At the national level, tobacco control needs to be prioritized if countries are to tame the exponentially growing non-communicable diseases burden; without tobacco control, it will be impossible. This requires a whole-of-government approach, possibly framing tobacco control as a national development priority, so that ministries of finance, education, social welfare, agriculture, labor, and trade must support tobacco control, not just ministries of health.

Local governments also have a large role to play in implementing and enforcing smoke-free policies and educating their constituencies.

Expectedly, the tobacco industry will continue to interfere, aiming to defer, dilute and delay effective regulation.
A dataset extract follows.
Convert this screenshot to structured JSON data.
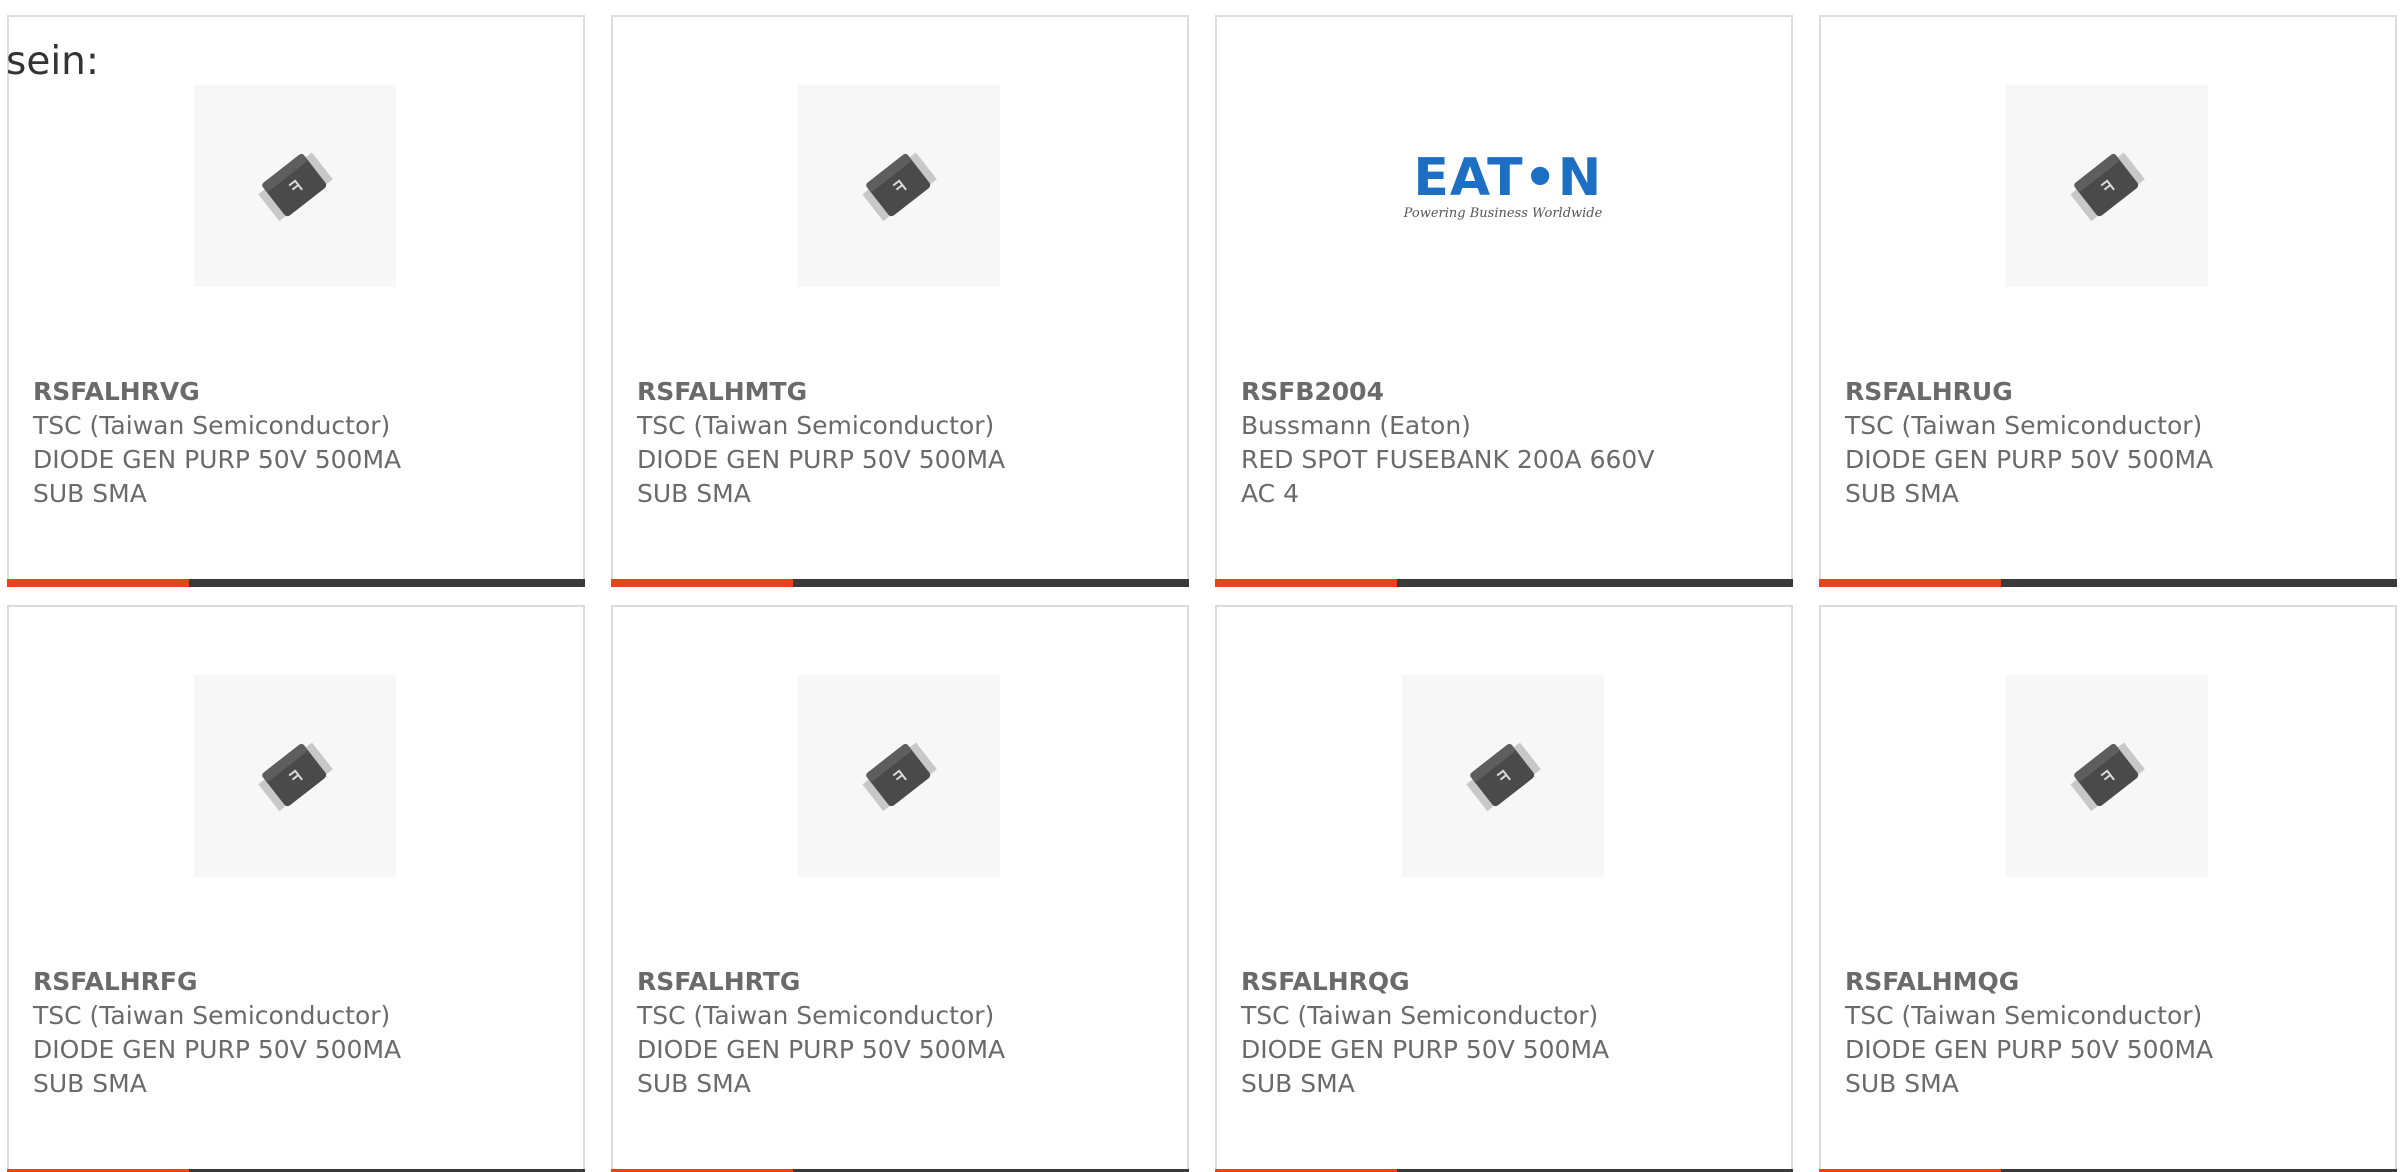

It is necessary therefore to continue raising public awareness of such tactics and working to denormalize the tobacco industry. Governments need to hold the tobacco industry accountable for the devastating consequences of its products, and — a related issue — implementation of FCTC Article 5.3, calling for governments to refuse to cooperate with the tobacco industry in formulating health policy, should be a priority in all countries.

At the global level, nations need to look seriously at accelerating FCTC implementation, so that the tobacco death clock can begin to slow down. Within the post-2015 Sustainable Development Goals, non-communicable diseases are shaping to be a priority, so this is good news, as long as global leaders remind themselves that tobacco is a major risk factor for the four major non-communicable diseases and that FCTC implementation should be a priority within the non-communicable diseases priority. Additionally, tobacco’s social, economic, and environmental harms should also be covered.

Ten years of the FCTC is a good number to celebrate, but let’s hope it doesn’t take another 10 to see even faster progress. Six million preventable deaths per year is six million too many.

Dr. E. Ulysses Dorotheo is the FCTC program director of the Southeast Asia Tobacco Control Alliance (SEATCA) and currently sits as chair of the board of the Framework Convention Alliance, a global NGO of close to 500 member organizations.